Pero no se puede huir de la verdad eternamente.
El cuerpo de su padre yacía inerte en el suelo. Adrien miraba el cadáver de Joseph incrédulo, espantado. El asesino lo había matado acuchillándolo. Toda su bondad y su espíritu extinguidos por siempre jamás. Adrien no podía creer que lo hubiera perdido. Con el alma hecha pedazos, se echó a llorar. ¿Cómo podía haber ocurrido? La voz de su madre, temblorosa, susurró:
─Adrien, ¿qué has hecho?
Él soltó el cuchillo, manchado de sangre.
─Adrien, ¿qué has hecho?
Él soltó el cuchillo, manchado de sangre.
-Historia:
El cielo era una lápida de plomo; el crepúsculo un telón de mármol. Por los caminos descendían regueros de lluvia, como una vena desangrándose. El pueblo inglés, Warwick, parecía hundirse en un océano negro. Los pueblerinos, alertados por unos gritos agónicos, hacía rato que escrutaban a través de sus ventanas, tratando de averiguar qué había ocurrido. La claridad de los relámpagos iluminó el rostro de Alexandra Baldimore que, sollozando, era arrastrada fuera de su casa por dos guardas. Detrás de ella, un niño aferraba contra su pecho un libro encuadernado en piel de color vino, llorando. Su pequeño cuerpo, al saber que se había quedado solo en el mundo, temblaba.
Aquel mismo anochecer, el niño, que respondía al nombre de Adrien Baldimore, fue enviado al Orfanato St. Jorge. Con los primeros rayos del alba, su madre, acusada de haber asesinado a su marido, fue enterrada viva.
* * *
El día en que Adrien nació el cielo lucía tan azul como los ojos de éste. Joseph Baldimore, su padre, no dejaba de proclamar a los cuatro vientos que su mujer había dado a luz a un saludable varón. Ella, orgullosa, mostraba a todos los vecinos que la visitaban a su bebé. No había en el mundo matrimonio más feliz que el de los Baldimore.
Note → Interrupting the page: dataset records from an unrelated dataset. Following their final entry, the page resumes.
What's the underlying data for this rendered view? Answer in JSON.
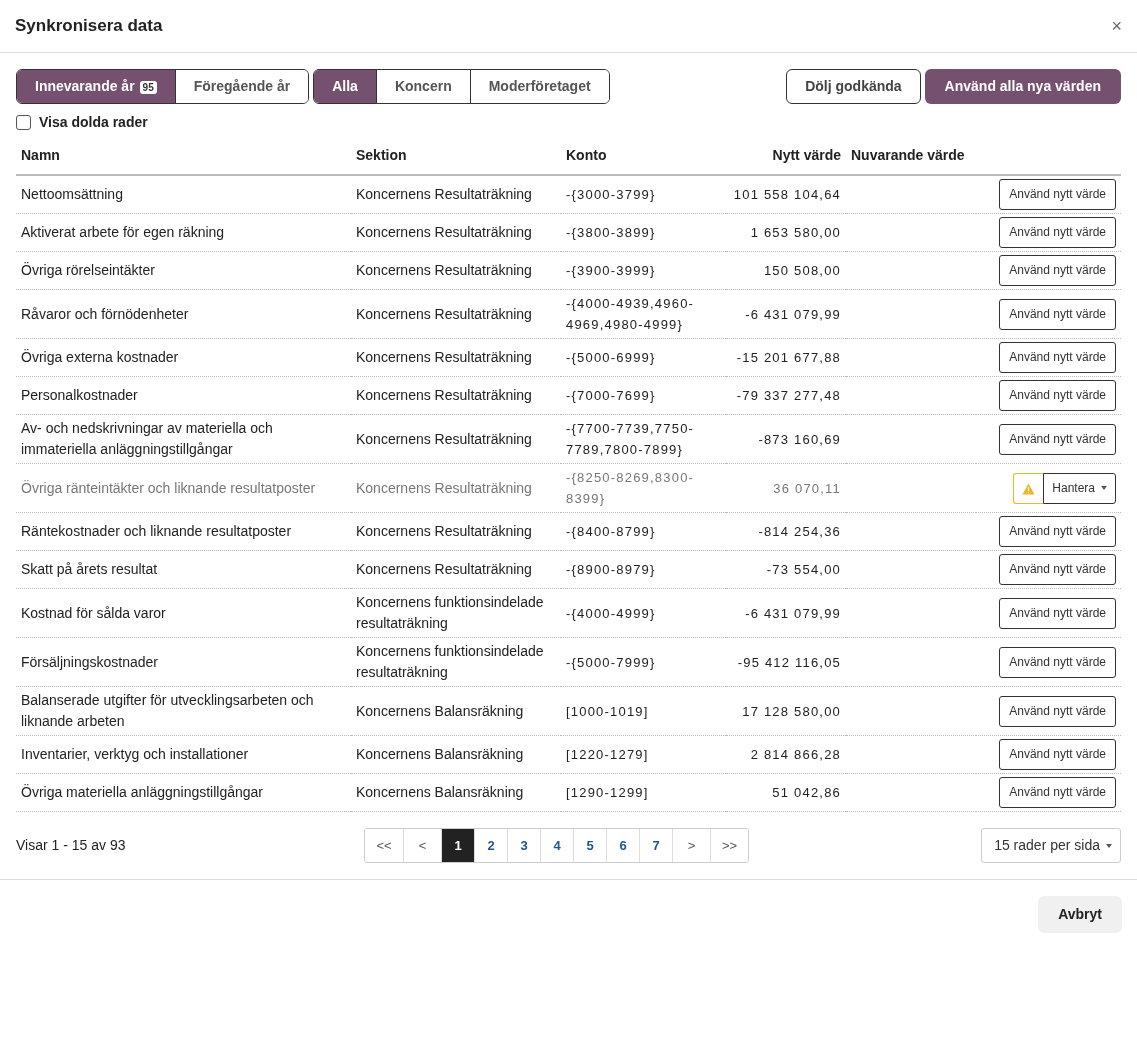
{
  "window": {
    "title": "Synkronisera data",
    "close": "×"
  },
  "year_tabs": [
    {
      "label": "Innevarande år",
      "badge": "95",
      "selected": true
    },
    {
      "label": "Föregående år",
      "selected": false
    }
  ],
  "scope_tabs": [
    {
      "label": "Alla",
      "selected": true
    },
    {
      "label": "Koncern",
      "selected": false
    },
    {
      "label": "Moderföretaget",
      "selected": false
    }
  ],
  "actions": {
    "hide_approved": "Dölj godkända",
    "apply_all": "Använd alla nya värden"
  },
  "show_hidden": {
    "label": "Visa dolda rader",
    "checked": false
  },
  "table": {
    "columns": [
      "Namn",
      "Sektion",
      "Konto",
      "Nytt värde",
      "Nuvarande värde"
    ],
    "rows": [
      {
        "name": "Nettoomsättning",
        "section": "Koncernens Resultaträkning",
        "account": "-{3000-3799}",
        "new_value": "101 558 104,64",
        "muted": false,
        "action": {
          "kind": "apply",
          "label": "Använd nytt värde"
        }
      },
      {
        "name": "Aktiverat arbete för egen räkning",
        "section": "Koncernens Resultaträkning",
        "account": "-{3800-3899}",
        "new_value": "1 653 580,00",
        "muted": false,
        "action": {
          "kind": "apply",
          "label": "Använd nytt värde"
        }
      },
      {
        "name": "Övriga rörelseintäkter",
        "section": "Koncernens Resultaträkning",
        "account": "-{3900-3999}",
        "new_value": "150 508,00",
        "muted": false,
        "action": {
          "kind": "apply",
          "label": "Använd nytt värde"
        }
      },
      {
        "name": "Råvaror och förnödenheter",
        "section": "Koncernens Resultaträkning",
        "account": "-{4000-4939,4960-4969,4980-4999}",
        "new_value": "-6 431 079,99",
        "muted": false,
        "action": {
          "kind": "apply",
          "label": "Använd nytt värde"
        }
      },
      {
        "name": "Övriga externa kostnader",
        "section": "Koncernens Resultaträkning",
        "account": "-{5000-6999}",
        "new_value": "-15 201 677,88",
        "muted": false,
        "action": {
          "kind": "apply",
          "label": "Använd nytt värde"
        }
      },
      {
        "name": "Personalkostnader",
        "section": "Koncernens Resultaträkning",
        "account": "-{7000-7699}",
        "new_value": "-79 337 277,48",
        "muted": false,
        "action": {
          "kind": "apply",
          "label": "Använd nytt värde"
        }
      },
      {
        "name": "Av- och nedskrivningar av materiella och immateriella anläggningstillgångar",
        "section": "Koncernens Resultaträkning",
        "account": "-{7700-7739,7750-7789,7800-7899}",
        "new_value": "-873 160,69",
        "muted": false,
        "action": {
          "kind": "apply",
          "label": "Använd nytt värde"
        }
      },
      {
        "name": "Övriga ränteintäkter och liknande resultatposter",
        "section": "Koncernens Resultaträkning",
        "account": "-{8250-8269,8300-8399}",
        "new_value": "36 070,11",
        "muted": true,
        "action": {
          "kind": "manage",
          "label": "Hantera"
        }
      },
      {
        "name": "Räntekostnader och liknande resultatposter",
        "section": "Koncernens Resultaträkning",
        "account": "-{8400-8799}",
        "new_value": "-814 254,36",
        "muted": false,
        "action": {
          "kind": "apply",
          "label": "Använd nytt värde"
        }
      },
      {
        "name": "Skatt på årets resultat",
        "section": "Koncernens Resultaträkning",
        "account": "-{8900-8979}",
        "new_value": "-73 554,00",
        "muted": false,
        "action": {
          "kind": "apply",
          "label": "Använd nytt värde"
        }
      },
      {
        "name": "Kostnad för sålda varor",
        "section": "Koncernens funktionsindelade resultaträkning",
        "account": "-{4000-4999}",
        "new_value": "-6 431 079,99",
        "muted": false,
        "action": {
          "kind": "apply",
          "label": "Använd nytt värde"
        }
      },
      {
        "name": "Försäljningskostnader",
        "section": "Koncernens funktionsindelade resultaträkning",
        "account": "-{5000-7999}",
        "new_value": "-95 412 116,05",
        "muted": false,
        "action": {
          "kind": "apply",
          "label": "Använd nytt värde"
        }
      },
      {
        "name": "Balanserade utgifter för utvecklingsarbeten och liknande arbeten",
        "section": "Koncernens Balansräkning",
        "account": "[1000-1019]",
        "new_value": "17 128 580,00",
        "muted": false,
        "action": {
          "kind": "apply",
          "label": "Använd nytt värde"
        }
      },
      {
        "name": "Inventarier, verktyg och installationer",
        "section": "Koncernens Balansräkning",
        "account": "[1220-1279]",
        "new_value": "2 814 866,28",
        "muted": false,
        "action": {
          "kind": "apply",
          "label": "Använd nytt värde"
        }
      },
      {
        "name": "Övriga materiella anläggningstillgångar",
        "section": "Koncernens Balansräkning",
        "account": "[1290-1299]",
        "new_value": "51 042,86",
        "muted": false,
        "action": {
          "kind": "apply",
          "label": "Använd nytt värde"
        }
      }
    ]
  },
  "footer": {
    "summary": "Visar 1 - 15 av 93",
    "pages": [
      {
        "label": "<<",
        "selected": false
      },
      {
        "label": "<",
        "selected": false
      },
      {
        "label": "1",
        "selected": true
      },
      {
        "label": "2",
        "selected": false
      },
      {
        "label": "3",
        "selected": false
      },
      {
        "label": "4",
        "selected": false
      },
      {
        "label": "5",
        "selected": false
      },
      {
        "label": "6",
        "selected": false
      },
      {
        "label": "7",
        "selected": false
      },
      {
        "label": ">",
        "selected": false
      },
      {
        "label": ">>",
        "selected": false
      }
    ],
    "page_size": "15 rader per sida"
  },
  "buttons": {
    "cancel": "Avbryt"
  }
}
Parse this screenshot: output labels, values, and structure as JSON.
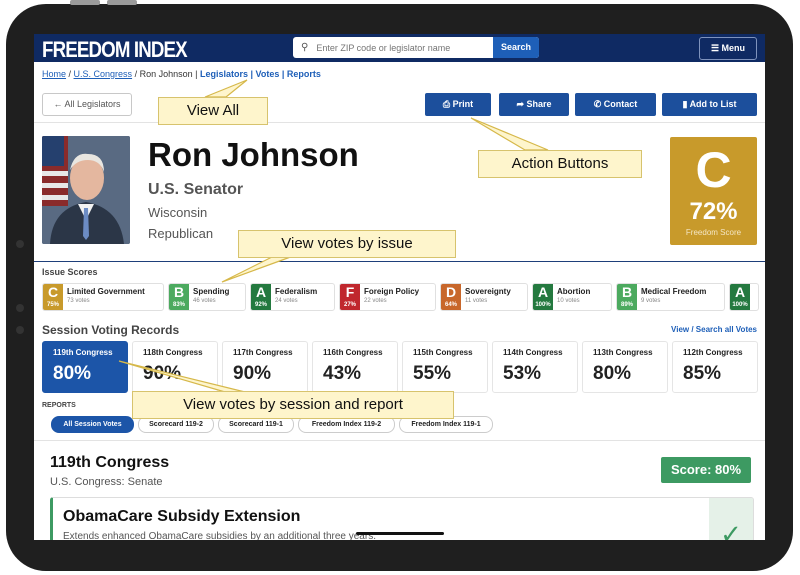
{
  "nav": {
    "logo": "FREEDOM INDEX",
    "search_placeholder": "Enter ZIP code or legislator name",
    "search_button": "Search",
    "menu_label": "Menu"
  },
  "breadcrumb": {
    "home": "Home",
    "congress": "U.S. Congress",
    "current": "Ron Johnson",
    "links": [
      "Legislators",
      "Votes",
      "Reports"
    ]
  },
  "toolbar": {
    "all_legislators": "All Legislators",
    "print": "Print",
    "share": "Share",
    "contact": "Contact",
    "add_to_list": "Add to List"
  },
  "legislator": {
    "name": "Ron Johnson",
    "title": "U.S. Senator",
    "state": "Wisconsin",
    "party": "Republican",
    "grade": "C",
    "percent": "72%",
    "score_label": "Freedom Score"
  },
  "issues": {
    "heading": "Issue Scores",
    "items": [
      {
        "grade": "C",
        "pct": "75%",
        "name": "Limited Government",
        "votes": "73 votes",
        "color": "#c89a2b"
      },
      {
        "grade": "B",
        "pct": "83%",
        "name": "Spending",
        "votes": "46 votes",
        "color": "#4caa5f"
      },
      {
        "grade": "A",
        "pct": "92%",
        "name": "Federalism",
        "votes": "24 votes",
        "color": "#24793f"
      },
      {
        "grade": "F",
        "pct": "27%",
        "name": "Foreign Policy",
        "votes": "22 votes",
        "color": "#c0272d"
      },
      {
        "grade": "D",
        "pct": "64%",
        "name": "Sovereignty",
        "votes": "11 votes",
        "color": "#c8672b"
      },
      {
        "grade": "A",
        "pct": "100%",
        "name": "Abortion",
        "votes": "10 votes",
        "color": "#24793f"
      },
      {
        "grade": "B",
        "pct": "89%",
        "name": "Medical Freedom",
        "votes": "9 votes",
        "color": "#4caa5f"
      },
      {
        "grade": "A",
        "pct": "100%",
        "name": "",
        "votes": "",
        "color": "#24793f"
      }
    ]
  },
  "sessions": {
    "heading": "Session Voting Records",
    "view_all": "View / Search all Votes",
    "items": [
      {
        "label": "119th Congress",
        "pct": "80%"
      },
      {
        "label": "118th Congress",
        "pct": "90%"
      },
      {
        "label": "117th Congress",
        "pct": "90%"
      },
      {
        "label": "116th Congress",
        "pct": "43%"
      },
      {
        "label": "115th Congress",
        "pct": "55%"
      },
      {
        "label": "114th Congress",
        "pct": "53%"
      },
      {
        "label": "113th Congress",
        "pct": "80%"
      },
      {
        "label": "112th Congress",
        "pct": "85%"
      }
    ]
  },
  "reports": {
    "heading": "REPORTS",
    "pills": [
      "All Session Votes",
      "Scorecard 119-2",
      "Scorecard 119-1",
      "Freedom Index 119-2",
      "Freedom Index 119-1"
    ]
  },
  "detail": {
    "congress": "119th Congress",
    "chamber": "U.S. Congress: Senate",
    "score": "Score: 80%",
    "bill_title": "ObamaCare Subsidy Extension",
    "bill_desc": "Extends enhanced ObamaCare subsidies by an additional three years."
  },
  "annotations": {
    "view_all": "View All",
    "action_buttons": "Action Buttons",
    "votes_by_issue": "View votes by issue",
    "votes_by_session": "View votes by session and report"
  }
}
A medida que iba creciendo, Adrien fue transformándose, según decía la gente, en un ángel sin alas. Su imperturbable sonrisa contagiaba a todos aquellos que la veían, y sus ojos, clarísimos, estaban bañados de luz. El pequeño, con tan sólo cuatro años, ya ayudaba a su madre liquidando en el mercado. Fue allí donde, por primera vez, vio a un anciano vendiendo cuadros. Se acercó a él y, curioso, observó los lienzos que, en su mayoría, eran paisajes. Uno de ellos le llamó terriblemente la atención. En él podía verse una mansión rodeada por una ciudadela de jardines, fuentes y pinares. Su angulosa silueta de color arcilloso, que levantaba dos pisos, era un rompecabezas de torreones, arcos y alas. El anciano, que escrutaba al chiquillo, le preguntó si le gustaban sus pinturas. Con una seriedad insólita en él y los ojos brillantes, Adrien respondió:
—Me hacen querer pasear en ellas.
Aquel atardecer el joven Baldimore se marchó del mercado con un cuadro bajo el brazo, donde se podía ver una mansión. El anciano se lo había regalado. Meses más tarde, eran muchos los que conocían el nombre de Jacob Depaul, un anciano que, tras haber dibujado a un niño de piel nívea y ojos azules que se encontraba en el mercado a la hora del crepúsculo, se había ganado cierta reputación como pintor.
El día once de julio de 1783 el sol brillaba en lo alto, más cálido que nunca. Parecía querer celebrar que Adrien cumplía cinco años. Ese día, los padres del niño le regalaron a éste un cuaderno de dibujo y un carboncillo, ya que, desde que había visto los cuadros de Jacob, su hijo se empeñaba en querer ser pintor.
—No podemos permitirnos un caballete, lienzos, pinceles ni pinturas, pero por algo se empieza —le dijo Alexandra.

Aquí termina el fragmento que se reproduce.